The governor was cool to the idea of taking on more state debt for higher education. He said math and science buildings might merit state funding, but colleges and universities have "separate bond capacities they've accessed" to cover building needs.

"The challenge we face in higher education -- more access, accountability, less cost, nontraditional students -- I'm not sure all of those are answered by buildings," Nixon said. Nixon is expected to offer more details on his views Monday when he makes his "State of the State" address and presents his budget proposal to the Legislature.

Kelly said that while he hopes Nixon signs on to the bonding plan, the Legislature can go straight to voters with its proposal.

"We don't need the governor," Kelly said. Kelly called the bond proposal "the biggest jobs program perhaps in the history of the state of Missouri."

Some transportation lobbyists have worried about the chances of passing a tax increase, given state voters' rejection last November of a cigarette tax hike -- the third such rejection. But in a key development, the Missouri Petroleum Marketers & Convenience Store Association -- which led the campaigns against the cigarette tax -- is backing a transportation tax.

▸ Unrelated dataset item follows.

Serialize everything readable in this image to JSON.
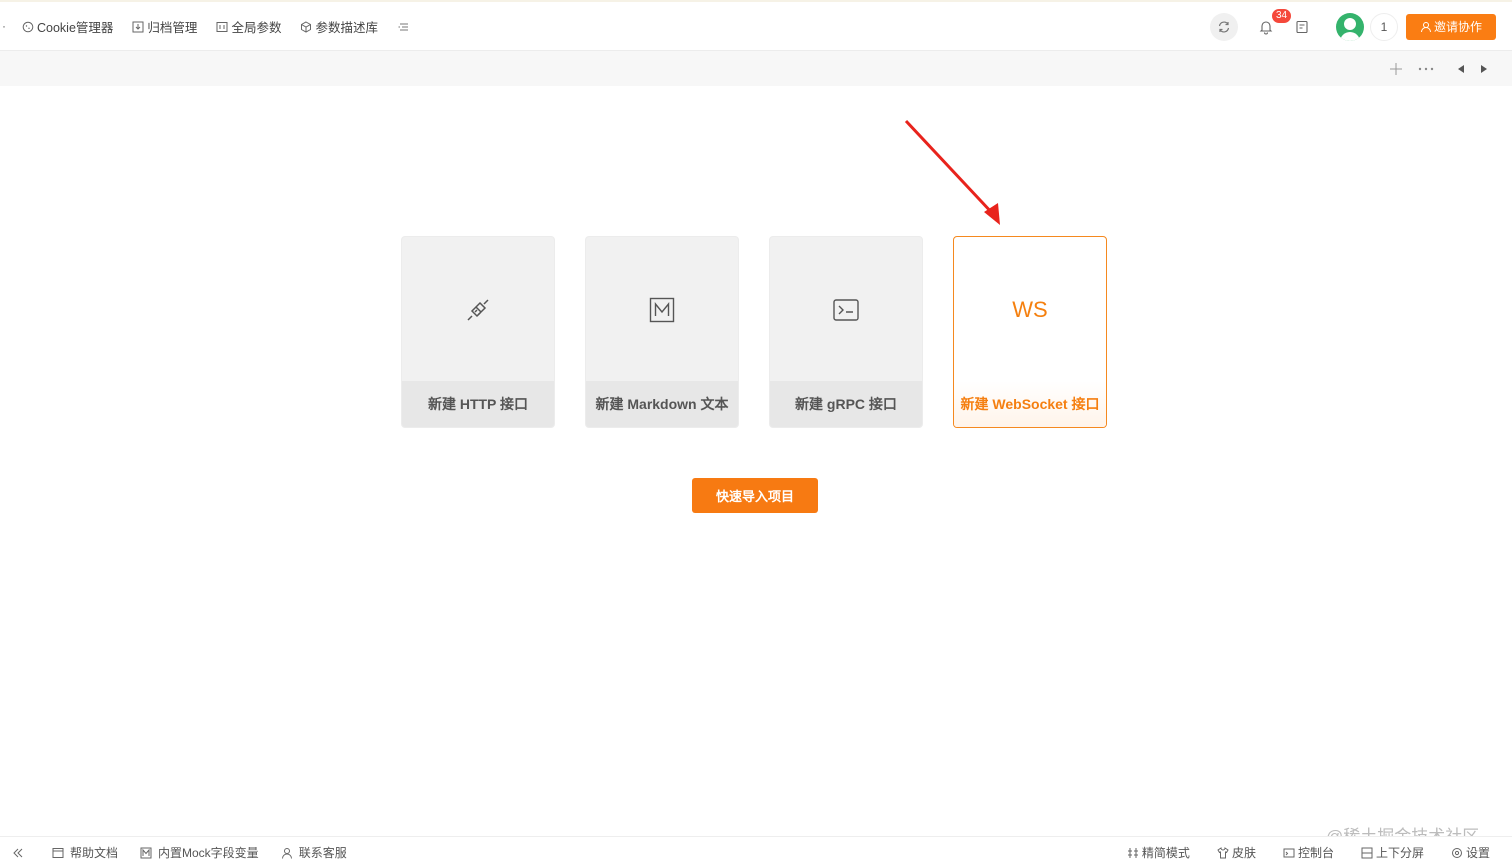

Among the various ways to raise money, "the one we think would fly would be the 1-cent sales tax increase," the group's executive director, Ron Leone, told reporters last month. "Everybody benefits, everybody pays," he said.

Jones, who held a news conference Wednesday with Kelly by his side, said a bond issue was not a partisan issue and would "take a lot of heavy lifting on both sides of the aisle."

The speaker noted that college campuses, the mental health agency and highway officials all have long wish lists that have gone unfunded for years.

"We could put people to work almost immediately," Jones said. "These projects are on the books."

The Missouri Chamber of Commerce and Industry said it was on board, terming the plan "a unique opportunity to tap into millions of dollars that were previously committed to the Third State Building Fund," the bond issue that was retired last fall.

Competition for new bond money would be fierce. For example, the top priority for the University of Missouri-St. Louis is the long-stalled renovation of the Benton and Stadler Hall science complex. UMSL is financing a $30 million addition to the halls but is still seeking $60 million in state money to renovate the buildings.

Under a 2007 law, colleges and universities were supposed to get money for capital projects from a student loan authority, but that plan sputtered when the economy faltered.

Jones said legislators would have to keep the bond issue to a reasonable size. "We have to make sure it's not too large an animal that it sinks under its own weight," he said.

Sen. Ryan McKenna, D-Crystal City, said he planned to co-sponsor Kehoe's transportation tax increase.

"It looks like there's finally some momentum," McKenna said.